Infection caused by SARS-CoV-2 has been a major challenge for physicians due to its wide range of clinical manifestations. Diverse clinically approved drugs have been tested as potential anti-SARS-CoV-2 candidates [45]. Antiviral drugs such as lopinavir/ritonavir (LPV/RTV) [46], remdesivir (RDV) [47], acyclovir ribavirin, umifenovir, azithromycin, and oseltamivir have been employed to treat SARS-CoV-2, although it is not yet clear whether the use of these antiviral agents is beneficial in improving the outcome of COVID-19 patients [45, 48]. In this case report, the patient was treated with acyclovir. Acyclovir is an agent with antiviral activity against herpes simplex virus (HSV). In a review of 90 articles, 11 articles reported laboratory-confirmed COVID-19 and HSV in 28 patients (7–28 age range) with HSV reactivation. Patients received antiviral therapy against HSV and COVID-19 management, with no mortality reported. The authors concluded that acyclovir could be considered a potential add-on treatment to the COVID-19 treatment regimen, although further clinical trials should be done [49]. On the other hand, bacterial pathogens are an important cause of morbidity and mortality in viral respiratory tract infections. The prevalence, incidence, and characteristics of bacterial infection in patients with SARS-CoV-2 are not well understood and documented. As antibiotics are infective against SARS-CoV-2, they are prescribed in patients with COVID-19 due to the difficulty of ruling out bacterial coinfection or the possibility of bacterial secondary infection during the illness. The broad-spectrum antibiotics used are fluoroquinolones and third-generation cephalosporins in most cases [50]. The pediatric patient in this case report was treated with third-generation cephalosporin and clindamycin to avoid coinfection or secondary infection with pathogenic bacteria.

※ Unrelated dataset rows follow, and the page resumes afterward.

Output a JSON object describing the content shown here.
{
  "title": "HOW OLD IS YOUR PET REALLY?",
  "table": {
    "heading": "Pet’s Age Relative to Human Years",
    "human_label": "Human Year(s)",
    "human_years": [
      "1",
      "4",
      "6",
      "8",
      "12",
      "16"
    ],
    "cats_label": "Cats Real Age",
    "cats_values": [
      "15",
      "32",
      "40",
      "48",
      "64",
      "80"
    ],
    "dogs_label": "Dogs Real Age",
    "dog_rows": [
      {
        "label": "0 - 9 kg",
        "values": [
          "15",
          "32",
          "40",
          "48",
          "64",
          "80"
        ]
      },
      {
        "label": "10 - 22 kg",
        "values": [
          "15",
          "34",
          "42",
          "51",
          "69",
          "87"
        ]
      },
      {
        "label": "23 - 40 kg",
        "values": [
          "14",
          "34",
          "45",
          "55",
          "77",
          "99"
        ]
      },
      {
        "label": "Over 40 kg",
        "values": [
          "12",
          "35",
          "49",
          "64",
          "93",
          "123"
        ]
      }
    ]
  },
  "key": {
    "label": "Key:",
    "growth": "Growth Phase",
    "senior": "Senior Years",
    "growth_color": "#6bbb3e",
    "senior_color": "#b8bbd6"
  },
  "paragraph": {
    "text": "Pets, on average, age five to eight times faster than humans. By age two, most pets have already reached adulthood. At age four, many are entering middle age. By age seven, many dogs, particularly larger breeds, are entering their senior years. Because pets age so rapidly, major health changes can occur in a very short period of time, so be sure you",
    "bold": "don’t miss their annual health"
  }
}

It is worthwhile to address contraindications of nonsteroidal anti-inflammatory agents (NSAIDs), as these drugs can potentially increase bleeding risk [11]. The patient received high doses after hospitalization. During hospitalization, the patient was prescribed acetylsalicylic after thrombocytopenia was stopped on day 16 of illness, although dengue results weren´t available at that moment and the medication was stopped as soon the positive result was received; the previous doses of acetylsalicylic (after and during hospitalization) might have triggered bleeding. These drugs could have been avoided if rapid tests for DENV had been done on time; unfortunately, hospital and laboratory capacity was limited due to the COVID-19 pandemic with a surplus of patients admitted, so rapid tests were not available.
The patient in this case report did not have all the symptomatology required for MIS-C caused by SARS-CoV-2, and he presented a coinfection with DENV-2, which may have aggravated the severity in both diseases resulting in effects not usually seen in children.
As the COVID-19 vaccine is still in trials and DENV is a national public health concern in Mexico, we may see more cases of coinfection of SARS-CoV-2 and DENV in pediatric patients in the near future; thus, the intention of this paper is to yield insight on behavior, management, and preparation for coinfection. As observed in this case report, not all medication given to this patient was appropriate, thus some symptoms could have been avoided. As clinicians, it is our duty to research the best options for our patients and their wellbeing, especially with a novel virus that is not well characterized in different scenarios. We hope that this case report will help physicians better treat coinfection between DENV and SARS-CoV-2 in pediatric patients.